Navigation

AI – GPT, Midjourney, and DALL.E: The Next Frontier

Software, Media & Technology

 

The next technological evolution is upon us. The long-dormant chrysalis of AI is just starting to crack open and reveal its algorithmically generated contents to the world; technology which, at least according to one of its founders, has the power to “break capitalism”.

Truly disruptive technology comes around very rarely. Think in terms of the steam-powered engine, the computer, or the internet. Innovations such as these not only produce efficiency gains which go on to make the technologies essential, but also irrevocably permeate the social fabric of the societies they enter.

Although this comparison may seem grandiose at first, it is worth remembering that this is technology very much still in its infancy – its effects, however, are already being felt in the real world, for better or for worse.

 

What is OpenAI?

OpenAI is a research and technology company based in San Francisco. Founded in 2015 by Sam Altman, Greg Brockman, Ilya Sutskever, and Wojciech Zaremba – as well as with financing from Elon Musk – the company’s goal is to create the world’s first artificial general intelligence (AGI) and ensure that its inception ‘benefits all humanity’.

In simple terms, OpenAI develops and studies advanced computer systems that can perform tasks that typically require human intelligence, such as understanding language, recognising images, and making decisions.

The Company’s two most famous projects – DALL.E 2 and ChatGPT – both went viral nearly as soon as they were launched.

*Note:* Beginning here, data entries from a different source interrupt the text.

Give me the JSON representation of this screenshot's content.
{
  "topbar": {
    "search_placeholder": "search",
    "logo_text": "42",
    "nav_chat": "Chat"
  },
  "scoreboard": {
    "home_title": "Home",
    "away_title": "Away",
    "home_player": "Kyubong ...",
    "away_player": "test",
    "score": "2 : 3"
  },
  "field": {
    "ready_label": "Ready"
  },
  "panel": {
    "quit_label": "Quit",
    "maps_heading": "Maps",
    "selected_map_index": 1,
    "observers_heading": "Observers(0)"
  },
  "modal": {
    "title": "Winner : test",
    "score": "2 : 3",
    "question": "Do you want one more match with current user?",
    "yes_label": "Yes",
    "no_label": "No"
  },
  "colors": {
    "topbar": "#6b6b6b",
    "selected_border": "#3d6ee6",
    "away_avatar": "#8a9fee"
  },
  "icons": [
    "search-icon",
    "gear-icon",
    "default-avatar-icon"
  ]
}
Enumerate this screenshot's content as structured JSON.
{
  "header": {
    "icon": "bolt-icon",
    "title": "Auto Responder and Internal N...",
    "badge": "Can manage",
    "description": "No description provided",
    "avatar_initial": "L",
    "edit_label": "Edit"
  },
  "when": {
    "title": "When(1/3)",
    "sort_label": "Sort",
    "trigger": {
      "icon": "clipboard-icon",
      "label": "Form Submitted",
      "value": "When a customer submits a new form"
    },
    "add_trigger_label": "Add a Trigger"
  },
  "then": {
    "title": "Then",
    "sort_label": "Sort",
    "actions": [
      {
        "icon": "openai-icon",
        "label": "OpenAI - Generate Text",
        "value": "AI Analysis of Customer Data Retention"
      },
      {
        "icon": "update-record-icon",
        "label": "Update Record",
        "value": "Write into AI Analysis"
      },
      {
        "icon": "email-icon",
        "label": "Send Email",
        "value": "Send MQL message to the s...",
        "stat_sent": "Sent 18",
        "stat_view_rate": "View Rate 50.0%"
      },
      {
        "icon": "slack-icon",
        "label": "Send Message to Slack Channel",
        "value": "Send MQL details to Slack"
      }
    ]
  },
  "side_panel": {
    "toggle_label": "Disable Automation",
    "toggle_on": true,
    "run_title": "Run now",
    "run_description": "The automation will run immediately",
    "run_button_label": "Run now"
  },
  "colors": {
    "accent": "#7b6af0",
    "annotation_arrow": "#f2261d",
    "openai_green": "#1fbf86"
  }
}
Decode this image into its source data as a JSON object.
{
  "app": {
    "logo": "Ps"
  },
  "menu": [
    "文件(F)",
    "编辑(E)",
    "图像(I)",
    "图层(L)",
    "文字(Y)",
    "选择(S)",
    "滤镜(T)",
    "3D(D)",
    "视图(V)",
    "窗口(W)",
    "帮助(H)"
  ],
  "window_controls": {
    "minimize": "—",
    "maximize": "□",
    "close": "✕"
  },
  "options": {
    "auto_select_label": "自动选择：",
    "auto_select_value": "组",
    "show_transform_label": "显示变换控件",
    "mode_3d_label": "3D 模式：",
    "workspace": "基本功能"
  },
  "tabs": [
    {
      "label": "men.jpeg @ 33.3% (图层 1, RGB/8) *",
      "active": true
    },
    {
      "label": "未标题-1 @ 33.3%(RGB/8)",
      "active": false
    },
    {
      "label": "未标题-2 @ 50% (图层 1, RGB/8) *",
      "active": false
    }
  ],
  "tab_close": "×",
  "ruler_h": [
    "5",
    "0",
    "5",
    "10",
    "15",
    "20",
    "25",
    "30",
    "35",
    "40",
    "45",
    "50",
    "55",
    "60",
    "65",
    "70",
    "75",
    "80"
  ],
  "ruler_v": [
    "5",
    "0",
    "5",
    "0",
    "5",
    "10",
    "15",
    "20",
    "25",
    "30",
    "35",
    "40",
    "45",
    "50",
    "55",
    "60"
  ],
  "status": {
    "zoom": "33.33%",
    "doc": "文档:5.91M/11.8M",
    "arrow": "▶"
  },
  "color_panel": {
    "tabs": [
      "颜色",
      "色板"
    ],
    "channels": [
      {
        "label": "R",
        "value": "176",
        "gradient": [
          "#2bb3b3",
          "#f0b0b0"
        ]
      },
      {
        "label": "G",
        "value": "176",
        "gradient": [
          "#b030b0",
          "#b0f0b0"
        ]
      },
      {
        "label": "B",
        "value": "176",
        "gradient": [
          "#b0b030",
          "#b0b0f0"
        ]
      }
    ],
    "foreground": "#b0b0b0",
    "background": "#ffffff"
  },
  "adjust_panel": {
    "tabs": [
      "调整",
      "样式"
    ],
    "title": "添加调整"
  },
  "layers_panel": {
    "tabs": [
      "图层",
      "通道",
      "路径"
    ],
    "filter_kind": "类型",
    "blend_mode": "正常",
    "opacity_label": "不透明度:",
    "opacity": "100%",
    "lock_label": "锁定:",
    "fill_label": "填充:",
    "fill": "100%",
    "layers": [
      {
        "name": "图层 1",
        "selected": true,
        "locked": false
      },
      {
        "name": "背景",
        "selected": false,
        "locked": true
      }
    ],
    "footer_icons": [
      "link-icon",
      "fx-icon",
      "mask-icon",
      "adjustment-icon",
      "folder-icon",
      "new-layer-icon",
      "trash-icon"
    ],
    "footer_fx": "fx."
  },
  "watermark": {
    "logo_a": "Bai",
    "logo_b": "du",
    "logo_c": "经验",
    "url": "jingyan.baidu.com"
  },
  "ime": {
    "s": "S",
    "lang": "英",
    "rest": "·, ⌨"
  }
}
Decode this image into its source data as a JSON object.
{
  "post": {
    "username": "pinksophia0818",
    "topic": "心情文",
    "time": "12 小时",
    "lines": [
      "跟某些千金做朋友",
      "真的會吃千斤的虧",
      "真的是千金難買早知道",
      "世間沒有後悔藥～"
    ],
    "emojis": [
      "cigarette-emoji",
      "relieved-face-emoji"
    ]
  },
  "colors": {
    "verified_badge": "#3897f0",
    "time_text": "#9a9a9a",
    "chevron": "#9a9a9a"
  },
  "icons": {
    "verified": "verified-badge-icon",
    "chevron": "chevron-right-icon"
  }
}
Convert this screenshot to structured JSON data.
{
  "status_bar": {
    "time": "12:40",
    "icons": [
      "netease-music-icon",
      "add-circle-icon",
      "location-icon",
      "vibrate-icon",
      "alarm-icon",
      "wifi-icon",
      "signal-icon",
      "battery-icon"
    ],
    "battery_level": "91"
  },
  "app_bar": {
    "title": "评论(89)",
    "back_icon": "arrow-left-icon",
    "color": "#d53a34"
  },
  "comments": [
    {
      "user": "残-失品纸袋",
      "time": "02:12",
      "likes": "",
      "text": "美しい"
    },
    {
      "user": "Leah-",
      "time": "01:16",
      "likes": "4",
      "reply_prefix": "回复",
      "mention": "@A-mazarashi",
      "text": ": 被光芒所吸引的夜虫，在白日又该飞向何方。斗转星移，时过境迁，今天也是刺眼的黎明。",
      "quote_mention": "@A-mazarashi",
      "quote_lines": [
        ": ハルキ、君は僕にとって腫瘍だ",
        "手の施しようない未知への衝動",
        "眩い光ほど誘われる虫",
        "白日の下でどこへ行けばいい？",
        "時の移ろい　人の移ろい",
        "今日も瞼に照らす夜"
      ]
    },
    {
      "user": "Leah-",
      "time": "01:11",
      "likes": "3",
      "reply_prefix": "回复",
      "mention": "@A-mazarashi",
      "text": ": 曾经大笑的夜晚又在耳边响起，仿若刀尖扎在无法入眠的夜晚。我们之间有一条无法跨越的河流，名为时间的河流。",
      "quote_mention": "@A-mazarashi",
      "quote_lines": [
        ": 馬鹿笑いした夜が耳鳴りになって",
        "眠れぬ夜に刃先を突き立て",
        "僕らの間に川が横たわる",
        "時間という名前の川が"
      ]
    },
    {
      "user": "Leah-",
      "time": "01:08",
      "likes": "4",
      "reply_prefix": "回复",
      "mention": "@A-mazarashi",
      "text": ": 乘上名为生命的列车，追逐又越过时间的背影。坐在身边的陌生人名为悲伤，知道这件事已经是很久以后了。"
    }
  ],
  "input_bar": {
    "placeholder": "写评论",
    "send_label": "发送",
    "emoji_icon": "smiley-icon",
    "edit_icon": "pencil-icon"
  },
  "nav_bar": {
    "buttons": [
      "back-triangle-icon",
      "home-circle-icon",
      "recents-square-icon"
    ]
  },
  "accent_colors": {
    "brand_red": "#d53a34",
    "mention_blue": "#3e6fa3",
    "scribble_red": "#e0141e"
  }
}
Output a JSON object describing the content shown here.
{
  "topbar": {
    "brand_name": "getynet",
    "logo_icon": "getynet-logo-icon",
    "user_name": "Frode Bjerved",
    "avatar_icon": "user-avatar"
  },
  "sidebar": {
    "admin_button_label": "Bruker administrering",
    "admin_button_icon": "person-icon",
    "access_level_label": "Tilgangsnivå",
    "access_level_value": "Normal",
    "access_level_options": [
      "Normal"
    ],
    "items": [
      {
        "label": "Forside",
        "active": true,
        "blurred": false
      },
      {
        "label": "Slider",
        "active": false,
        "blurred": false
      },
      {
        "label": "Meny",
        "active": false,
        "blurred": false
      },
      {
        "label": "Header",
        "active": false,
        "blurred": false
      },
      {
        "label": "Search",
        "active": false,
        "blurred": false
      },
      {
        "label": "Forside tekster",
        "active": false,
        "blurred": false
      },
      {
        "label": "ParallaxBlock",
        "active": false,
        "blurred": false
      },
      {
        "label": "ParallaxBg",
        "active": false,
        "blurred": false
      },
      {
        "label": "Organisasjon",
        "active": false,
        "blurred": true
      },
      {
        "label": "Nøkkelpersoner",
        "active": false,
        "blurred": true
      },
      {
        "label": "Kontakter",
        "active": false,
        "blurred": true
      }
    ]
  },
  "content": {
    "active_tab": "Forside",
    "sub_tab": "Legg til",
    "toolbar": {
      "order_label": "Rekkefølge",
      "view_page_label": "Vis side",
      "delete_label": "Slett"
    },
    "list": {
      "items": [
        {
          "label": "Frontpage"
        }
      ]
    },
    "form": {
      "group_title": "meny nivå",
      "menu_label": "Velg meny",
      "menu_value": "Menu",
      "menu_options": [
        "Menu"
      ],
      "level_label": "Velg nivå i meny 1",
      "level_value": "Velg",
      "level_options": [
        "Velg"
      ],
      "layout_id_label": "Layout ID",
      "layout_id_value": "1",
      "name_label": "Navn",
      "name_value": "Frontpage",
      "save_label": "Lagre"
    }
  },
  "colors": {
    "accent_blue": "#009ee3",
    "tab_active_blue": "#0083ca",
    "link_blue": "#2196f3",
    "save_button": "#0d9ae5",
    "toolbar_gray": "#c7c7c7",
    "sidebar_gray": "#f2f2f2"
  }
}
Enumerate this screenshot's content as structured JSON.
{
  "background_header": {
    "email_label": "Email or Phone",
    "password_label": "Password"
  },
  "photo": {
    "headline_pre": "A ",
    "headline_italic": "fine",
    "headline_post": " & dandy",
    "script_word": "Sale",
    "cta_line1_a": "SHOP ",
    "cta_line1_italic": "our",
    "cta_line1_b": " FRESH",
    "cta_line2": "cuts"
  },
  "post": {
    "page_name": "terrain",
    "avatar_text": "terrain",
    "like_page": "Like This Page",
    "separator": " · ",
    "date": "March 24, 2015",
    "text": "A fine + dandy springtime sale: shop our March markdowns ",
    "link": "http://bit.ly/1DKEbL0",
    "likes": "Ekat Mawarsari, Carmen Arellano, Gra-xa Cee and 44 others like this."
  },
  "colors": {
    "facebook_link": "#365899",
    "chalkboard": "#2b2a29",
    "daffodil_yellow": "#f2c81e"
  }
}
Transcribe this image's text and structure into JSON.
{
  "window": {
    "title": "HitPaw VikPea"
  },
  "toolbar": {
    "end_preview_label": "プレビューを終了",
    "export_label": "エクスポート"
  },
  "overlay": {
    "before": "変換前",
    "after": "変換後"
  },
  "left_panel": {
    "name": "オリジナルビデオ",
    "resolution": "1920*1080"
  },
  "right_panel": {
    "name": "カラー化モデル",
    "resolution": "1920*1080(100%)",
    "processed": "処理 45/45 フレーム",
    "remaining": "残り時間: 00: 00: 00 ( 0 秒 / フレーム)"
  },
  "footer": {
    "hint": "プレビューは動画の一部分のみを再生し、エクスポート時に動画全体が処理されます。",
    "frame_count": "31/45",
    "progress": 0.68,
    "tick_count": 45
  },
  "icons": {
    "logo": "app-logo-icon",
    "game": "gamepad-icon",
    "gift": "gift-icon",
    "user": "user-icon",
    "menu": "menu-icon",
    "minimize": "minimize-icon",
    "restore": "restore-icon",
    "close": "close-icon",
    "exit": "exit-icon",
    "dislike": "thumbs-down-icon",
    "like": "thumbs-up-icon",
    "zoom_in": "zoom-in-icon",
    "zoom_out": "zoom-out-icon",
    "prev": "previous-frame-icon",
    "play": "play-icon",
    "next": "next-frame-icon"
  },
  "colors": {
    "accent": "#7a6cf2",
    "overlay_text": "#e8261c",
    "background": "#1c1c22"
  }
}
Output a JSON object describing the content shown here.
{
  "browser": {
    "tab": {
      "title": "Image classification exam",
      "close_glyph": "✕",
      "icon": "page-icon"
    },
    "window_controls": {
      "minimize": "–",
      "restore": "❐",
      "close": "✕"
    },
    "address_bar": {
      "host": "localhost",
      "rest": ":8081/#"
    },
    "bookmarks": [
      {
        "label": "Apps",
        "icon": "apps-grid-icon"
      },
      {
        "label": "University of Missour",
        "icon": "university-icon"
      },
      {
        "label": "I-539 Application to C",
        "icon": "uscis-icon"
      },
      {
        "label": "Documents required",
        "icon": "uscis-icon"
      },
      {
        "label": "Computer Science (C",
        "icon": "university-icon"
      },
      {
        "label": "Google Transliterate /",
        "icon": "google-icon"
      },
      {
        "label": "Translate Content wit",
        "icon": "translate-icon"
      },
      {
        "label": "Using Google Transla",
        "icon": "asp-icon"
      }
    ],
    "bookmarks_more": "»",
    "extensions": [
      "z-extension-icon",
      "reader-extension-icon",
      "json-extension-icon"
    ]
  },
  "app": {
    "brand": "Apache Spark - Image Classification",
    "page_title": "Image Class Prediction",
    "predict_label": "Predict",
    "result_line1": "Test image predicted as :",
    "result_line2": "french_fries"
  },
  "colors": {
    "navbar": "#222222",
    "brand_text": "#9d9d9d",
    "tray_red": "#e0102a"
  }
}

DALL.E, a text-prompt-to-image generator, burst onto the scene last year, stunning the internet with the fidelity of its output from simple text prompts (examples given later). And, more recently, ChatGPT – a conversational chat-bot – has been making waves worldwide with the authenticity of its writing. In some cases, the tech is already indistinguishable from human writing.

And, very recently, OpenAI has launched GPT-4 – the newest iteration of its generative language model. Although currently restricted to premium licence holders, the update increases the length of generated responses from 3,000 words to 25,000, produces much more complex answers, and can now analyse images and provide output based on them.

With these two industry-leading technologies, OpenAI has secured a swarth of lucrative investments, most notably from  Microsoft (to the tune of nearly $14bn according to some sources), and is now poised to implement both ChatGPT and DALL.E 2 technology into the Company’s Bing search engine. Could this spell the end for Google and its problematic Bard alternative? Or will this quest for AGI turn out to be a flop not worth pursuing?

 

How it all works

Here’s how ChatGPT works at a very high level:

  • Pre-training: the model is pre-trained on a large body of text data, such as books, articles, and websites, to learn the patterns and relationships in language.
  • Fine-tuning: the pre-trained model is then fine-tuned for specific tasks, such as answering questions or generating text. In the case of ChatGPT, the model is fine-tuned for conversational language, so it can respond to questions and have conversations with users.
  • Input: when a user inputs a question or statement, the model processes the text and generates a response.
  • Output: The model generates a response based on the patterns and relationships it learned during pre-training and fine-tuning. The response is generated using a process called generation, in which the model creates text one word at a time, using the previous words as context.

ChatGPT is trained using a process called unsupervised learning, which means that it learns patterns in the data without being explicitly told what the patterns mean. Because of this, the Company also employs human reviewers which essentially act as teachers to the software, guiding the software towards more human-like, coherent output.

 

An omniscient AI?

OpenAI’s stated mission is to ensure that this new technology – this distant AGI – “benefits all of humanity”. This sounds nebulous, but the Company is taking actionable steps to reduce the amount of harm its platform can cause. Early on, filters were placed on both its DALL.E and ChatGPT models to cut bigoted rhetoric and insensitive imagery. For instance, you can’t ask for ‘Santa stabbing a child’ on DALL.E 2, and I think most people would agree that that is a good thing.

Additionally, and somewhat more pernicious, is the idea that these AI systems might start to show certain biases, whether these be political, social, or racial in nature. The world is already – and rightly so – concerned about the influence of biased media and social media. Human beings are innately biased creatures – we have tribalistic tendencies passed down to us from our distant ancestors, ill-adapted to the multicultural world we now all inhabit. If a true AGI emerges, and it is treated as omniscient, then will its biases be treated as sacrosanct?

Taking steps to address this, OpenAI is transparent with the guidelines it feeds its system. The Company understands that both the source material the programme is trained on, and the human feedback it receives during this process, is biased. To counteract this, OpenAI says it uses a range of sources, as well as a range of reviewers, to ensure the least biased output possible.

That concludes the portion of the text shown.